Today’s consumers know this, and are always sharing with each other not only the deals they find, but also the best current strategies for finding them, putting a modern ecommerce spin on the ancient proverb:
Tell a man about a glitch, and he will get 19 free bottles of Ajax dish detergent,
Teach a man how to find glitches, and he will get free merchandise for a lifetime.
Whether they’re mining their social media feeds or being tipped off by sites devoted to sharing them, a stampede of shoppers from around the world can exploit your pricing error faster than you can even find it…unless you have a detection system that can identify the anomalies in your real-time pricing, volume and revenue data.
A glitch in EBT causes unexpected benefits
You may not consider food stamp programs to have much to do with ecommerce, but there’s a lot of overlap between the two:
- Since the benefit is accessed via a card (called an electronic benefit transfer, or EBT card), almost all the program’s financial transactions are electronic, transmitted over the web.
- Remote servers have to be queried in order to confirm that the cardholder’s balance is sufficient to cover the food purchase at the grocery store, just like all our online purchases made with a credit or debit card.
- Since these programs are electronic and dependent on the web, they are vulnerable to the very same types of infrastructure and connection problems large ecommerce sites are.
- Word quickly spreads about glitch discounts, resulting in a stampede of opportunistic shoppers.
One glitch incident which demonstrates all four of these points is the one Walmart suffered at a few stores in Louisiana back in October of 2013, when a test at EBT vendor Xerox caused a backup generator to fail, knocking the whole EBT system offline for a few hours. After the system came back online, the EBT cardholders in a few areas discovered that even though they could use the cards to buy food, their spending limits were gone. And thus began the stampede.

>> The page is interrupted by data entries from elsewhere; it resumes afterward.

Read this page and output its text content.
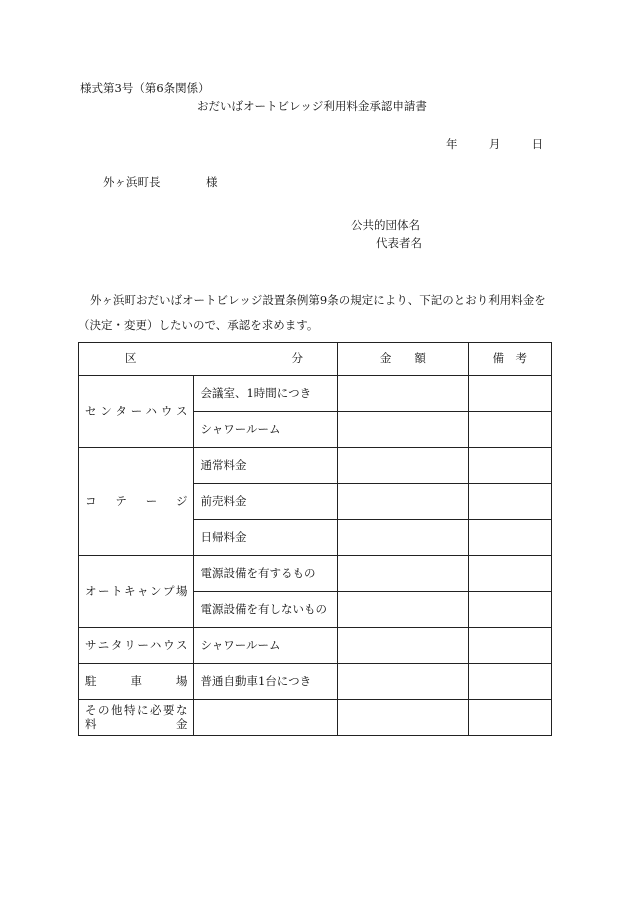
様式第3号（第6条関係）
おだいばオートビレッジ利用料金承認申請書
年	月	日
外ヶ浜町長	様
公共的団体名
代表者名
外ヶ浜町おだいばオートビレッジ設置条例第9条の規定により、下記のとおり利用料金を
（決定・変更）したいので、承認を求めます。
区 分		金　　額	備　考
センターハウス	会議室、1時間につき		
	シャワールーム		
コテージ	通常料金		
	前売料金		
	日帰料金		
オートキャンプ場	電源設備を有するもの		
	電源設備を有しないもの		
サニタリーハウス	シャワールーム		
駐車場	普通自動車1台につき		

その他特に必要な
料金			
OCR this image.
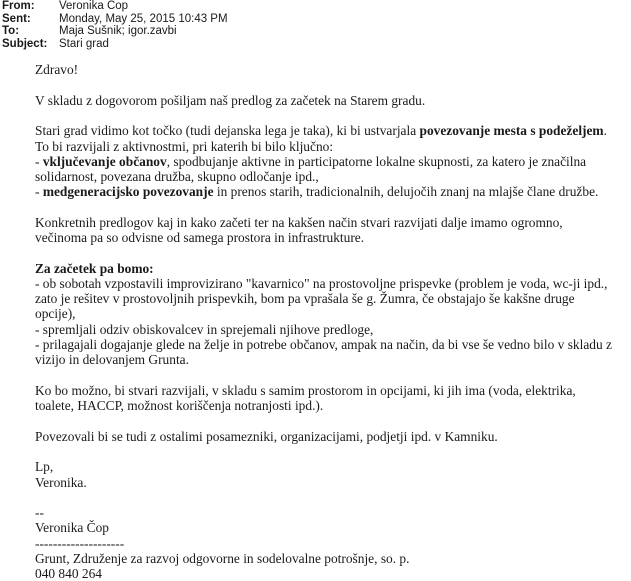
From: Veronika Cop
Sent: Monday, May 25, 2015 10:43 PM
To:	Maja Sušnik; igor.zavbi
Subject: Stari grad

Zdravo!

V skladu z dogovorom pošiljam naš predlog za začetek na Starem gradu.

Stari grad vidimo kot točko (tudi dejanska lega je taka), ki bi ustvarjala povezovanje mesta s podeželjem.

To bi razvijali z aktivnostmi, pri katerih bi bilo ključno:

- vključevanje občanov, spodbujanje aktivne in participatorne lokalne skupnosti, za katero je značilna

solidarnost, povezana družba, skupno odločanje ipd.,

- medgeneracijsko povezovanje in prenos starih, tradicionalnih, delujočih znanj na mlajše člane družbe.

Konkretnih predlogov kaj in kako začeti ter na kakšen način stvari razvijati dalje imamo ogromno,

večinoma pa so odvisne od samega prostora in infrastrukture.

Za začetek pa bomo:

- ob sobotah vzpostavili improvizirano "kavarnico" na prostovoljne prispevke (problem je voda, wc-ji ipd.,

zato je rešitev v prostovoljnih prispevkih, bom pa vprašala še g. Žumra, če obstajajo še kakšne druge

opcije),

- spremljali odziv obiskovalcev in sprejemali njihove predloge,

- prilagajali dogajanje glede na želje in potrebe občanov, ampak na način, da bi vse še vedno bilo v skladu z

vizijo in delovanjem Grunta.

Ko bo možno, bi stvari razvijali, v skladu s samim prostorom in opcijami, ki jih ima (voda, elektrika,

toalete, HACCP, možnost koriščenja notranjosti ipd.).

Povezovali bi se tudi z ostalimi posamezniki, organizacijami, podjetji ipd. v Kamniku.

Lp,

Veronika.

--

Veronika Čop

--------------------

Grunt, Združenje za razvoj odgovorne in sodelovalne potrošnje, so. p.

040 840 264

In emergency situations like this, retailers like Walmart are allowed to set an emergency $50 spending limit on each EBT cardholder, and if they do, they could avoid the losses incurred by all purchases made possible only by the glitch. Walmart store management did notice something was wrong during the glitch, but decided to honor those purchases, and thereby ate the losses. Other grocery stores in the area made the opposite decision: refusing to accept EBT cards until the limits were restored.
Walmart faced both a PR and ethical quandary: decline purchases made by the EBT cards (and thereby deny low-income families on financial assistance the ability to buy food for their families), institute the $50 limit (and allow them to buy only a small amount of food, but effectively punish them for a problem they didn’t cause) or just allow all the purchases go through, which is Walmart ultimately did. Every one of those options carry negative consequences for Walmart’s bottom line, for their non-EBT customers, for their company image and reputation, and for the EBT recipients themselves.
How anomaly detection and correlation could have helped
Had they known from the beginning that this was more of a systemic problem across an entire region and not an isolated problem, they may have been more inclined to enforce the $50 limit, and thereby drastically decrease the losses Walmart had to eat.
An anomaly detection system, monitoring company-wide as well as store-level metrics in real time would have detected the many signals which would have appeared the moment this glitch occurred: a sharp increase in the average dollar amount of EBT purchases, the rapidly shrinking shelf inventory of the affected stores, and so on. Additionally, a smart system would have then correlated all those separate events into a singular, concise alert which showed the scale of the problem. With a clearer picture of the scale of the glitch at the moment it began, would Walmart’s management have made the choice to use the emergency $50 limit?
With limited information in fast-moving crises (the glitch only lasted about two hours), Walmart had a tough call to make, one which Walmart would not have had to make had anomaly detection been in use at Xerox.
Had Xerox implemented a robust IoT-based solution to proactively monitor operational data from the backup generator and then feed that data to anomaly detection system, the limit-erasing failure could have been prevented to begin with, and along with it the losses Walmart incurred for Xerox’s mistake. This is because anomalies could have been spotted in that data, leading to effective preventative maintenance long before the generator itself failed. Anomaly detection could have prevented the whole cascade of failures from happening to begin with. This is because they find anomalies in time series data, and don’t care where that data comes from: an ecommerce company, an adtech broker or an industrial-grade backup generator.
Glitches will happen to either your company, or a critical vendor, that much is guaranteed. Don’t let a glitch stampede overrun you with losses and bad PR. Use an anomaly detection system to monitor everything from sensor data to sales volume, and fix the glitch before the stampede even arrives.